Keenan Allen – Allen will likely be shadowed by Chris Harris, but he actually doesn’t follow into the slot – this is basically the opposite of what he was doing last season. This means Allen will likely see him on about 50% of routes, and will be free of his coverage on the other 50%. With that being said, the Broncos have been pretty good against slot WRs this year; Allen isn’t a guy you bench obviously, as he can overcome any matchup.

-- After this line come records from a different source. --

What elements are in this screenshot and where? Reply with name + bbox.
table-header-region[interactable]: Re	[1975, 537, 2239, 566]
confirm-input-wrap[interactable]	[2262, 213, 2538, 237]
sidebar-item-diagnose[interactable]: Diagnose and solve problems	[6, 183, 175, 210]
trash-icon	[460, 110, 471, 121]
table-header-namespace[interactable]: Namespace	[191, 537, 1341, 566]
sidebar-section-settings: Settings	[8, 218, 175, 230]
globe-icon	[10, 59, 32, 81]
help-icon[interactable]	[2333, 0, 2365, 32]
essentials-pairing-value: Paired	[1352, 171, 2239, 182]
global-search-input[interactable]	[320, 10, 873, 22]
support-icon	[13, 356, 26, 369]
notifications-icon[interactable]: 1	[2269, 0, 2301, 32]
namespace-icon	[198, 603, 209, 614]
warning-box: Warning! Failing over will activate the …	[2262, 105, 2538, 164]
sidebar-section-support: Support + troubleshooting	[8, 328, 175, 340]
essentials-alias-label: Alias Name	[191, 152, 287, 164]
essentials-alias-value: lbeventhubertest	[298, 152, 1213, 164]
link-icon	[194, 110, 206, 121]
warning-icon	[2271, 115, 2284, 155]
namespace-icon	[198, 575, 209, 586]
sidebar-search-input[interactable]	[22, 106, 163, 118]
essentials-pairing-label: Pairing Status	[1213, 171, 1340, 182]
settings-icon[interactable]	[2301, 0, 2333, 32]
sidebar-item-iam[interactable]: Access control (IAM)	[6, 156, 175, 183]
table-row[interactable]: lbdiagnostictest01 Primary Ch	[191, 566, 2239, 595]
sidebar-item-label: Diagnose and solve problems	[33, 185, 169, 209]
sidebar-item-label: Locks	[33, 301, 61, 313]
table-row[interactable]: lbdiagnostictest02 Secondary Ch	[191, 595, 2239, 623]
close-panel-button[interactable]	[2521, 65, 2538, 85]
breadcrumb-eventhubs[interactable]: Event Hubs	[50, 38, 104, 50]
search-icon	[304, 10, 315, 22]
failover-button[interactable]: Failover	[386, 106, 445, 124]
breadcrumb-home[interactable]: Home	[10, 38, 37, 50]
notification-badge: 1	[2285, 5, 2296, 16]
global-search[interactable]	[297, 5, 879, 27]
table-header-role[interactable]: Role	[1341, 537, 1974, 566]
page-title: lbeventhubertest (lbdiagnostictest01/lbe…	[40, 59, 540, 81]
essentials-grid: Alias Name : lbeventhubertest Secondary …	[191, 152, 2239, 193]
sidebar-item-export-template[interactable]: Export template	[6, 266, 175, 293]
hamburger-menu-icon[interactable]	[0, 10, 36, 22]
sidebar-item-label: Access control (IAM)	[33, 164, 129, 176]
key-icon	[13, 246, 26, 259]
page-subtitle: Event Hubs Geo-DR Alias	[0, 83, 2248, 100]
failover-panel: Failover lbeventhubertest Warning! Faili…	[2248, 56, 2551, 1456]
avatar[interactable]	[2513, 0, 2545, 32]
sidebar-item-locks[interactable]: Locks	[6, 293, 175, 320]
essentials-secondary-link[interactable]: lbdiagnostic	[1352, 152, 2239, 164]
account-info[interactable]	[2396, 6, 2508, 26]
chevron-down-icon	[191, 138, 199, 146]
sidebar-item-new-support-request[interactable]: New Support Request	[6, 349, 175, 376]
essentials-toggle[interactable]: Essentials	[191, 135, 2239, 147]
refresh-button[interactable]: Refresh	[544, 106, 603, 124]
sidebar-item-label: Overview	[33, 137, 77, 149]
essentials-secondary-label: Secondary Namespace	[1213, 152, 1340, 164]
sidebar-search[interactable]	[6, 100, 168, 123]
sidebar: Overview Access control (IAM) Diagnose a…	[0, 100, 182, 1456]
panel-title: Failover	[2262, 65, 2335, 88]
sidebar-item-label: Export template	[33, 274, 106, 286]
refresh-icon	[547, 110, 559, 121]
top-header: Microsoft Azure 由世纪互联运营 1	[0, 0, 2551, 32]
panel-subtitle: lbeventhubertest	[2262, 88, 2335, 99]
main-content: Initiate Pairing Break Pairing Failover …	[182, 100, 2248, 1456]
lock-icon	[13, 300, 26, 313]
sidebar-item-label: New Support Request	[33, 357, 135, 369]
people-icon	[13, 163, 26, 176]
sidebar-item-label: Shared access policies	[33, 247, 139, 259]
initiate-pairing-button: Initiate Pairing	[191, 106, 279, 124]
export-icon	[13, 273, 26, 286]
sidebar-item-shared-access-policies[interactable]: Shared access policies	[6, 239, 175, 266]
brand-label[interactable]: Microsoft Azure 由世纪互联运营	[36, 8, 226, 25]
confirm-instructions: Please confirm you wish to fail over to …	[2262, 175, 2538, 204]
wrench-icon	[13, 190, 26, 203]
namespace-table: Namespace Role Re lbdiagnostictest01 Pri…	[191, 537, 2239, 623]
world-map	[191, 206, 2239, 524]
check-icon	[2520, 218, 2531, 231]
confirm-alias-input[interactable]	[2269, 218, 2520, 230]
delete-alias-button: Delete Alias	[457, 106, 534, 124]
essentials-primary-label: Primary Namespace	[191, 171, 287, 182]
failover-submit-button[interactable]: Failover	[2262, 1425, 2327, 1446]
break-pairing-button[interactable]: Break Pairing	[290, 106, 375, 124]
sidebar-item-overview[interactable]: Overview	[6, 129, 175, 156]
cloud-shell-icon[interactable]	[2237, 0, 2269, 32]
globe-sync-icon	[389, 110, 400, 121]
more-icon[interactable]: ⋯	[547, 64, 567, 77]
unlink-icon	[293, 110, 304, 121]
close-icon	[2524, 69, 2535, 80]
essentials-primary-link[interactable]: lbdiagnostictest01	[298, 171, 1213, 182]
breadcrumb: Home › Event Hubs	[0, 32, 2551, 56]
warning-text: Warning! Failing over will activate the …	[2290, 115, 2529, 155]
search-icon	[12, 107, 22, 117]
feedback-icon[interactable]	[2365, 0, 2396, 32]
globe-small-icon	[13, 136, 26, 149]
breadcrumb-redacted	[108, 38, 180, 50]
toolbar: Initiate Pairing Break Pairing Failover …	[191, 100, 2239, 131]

Tyrell Williams – Williams is banged up, but if he plays, he has a tough matchup where he primarily lines up against Prince Amukamara, but will have less of a tough time on the other side against Kyle Fuller. Williams will be about 50% against Amukamara, and the other 50% agaist Fuller and Buster Skrine, so it’s not the worst matchup for him… as long as the Raiders can keep Derek Carr upright.
Juju Smith-Schuster – Juju has it rough right now with Mason Rudolph, but a turnaround is always possible. The Ravens haven’t been good against slot WRs, giving up the 6th most fantasy points to the position. Let’s hope for some more volume – if that gets fixed, you should have your Juju back.
Josh Jacobs – Dalvin Cook took 14 carries for 35 yards last week. Aaron Jones went 13 for 39. If Josh Jacons was involved in the passing game, maybe we’d have some hope with the Bears giving up the 4th most receptions to RBs… but he’s not, so we’ll have to depend on him getting volume. Do you expect Derek Carr to move the ball against this defense to set up Jacobs in good position to score? I’m looking for other options if possible.
AJ Brown – After 2 TDs last week, you might think about starting him this week, but without much volume and seeing a lot of Tre White this week, I’ll leave him on my bench or the waiver wire.
Terry McLaurin – McLaurin’s great, but I don’t want to test Stephon Gilmore. The QB situation is up in the air, and there can be a change mid-game once again. With McLaurin recovering from a hamstring injury, things don’t point to anything positive for McLaurin this week.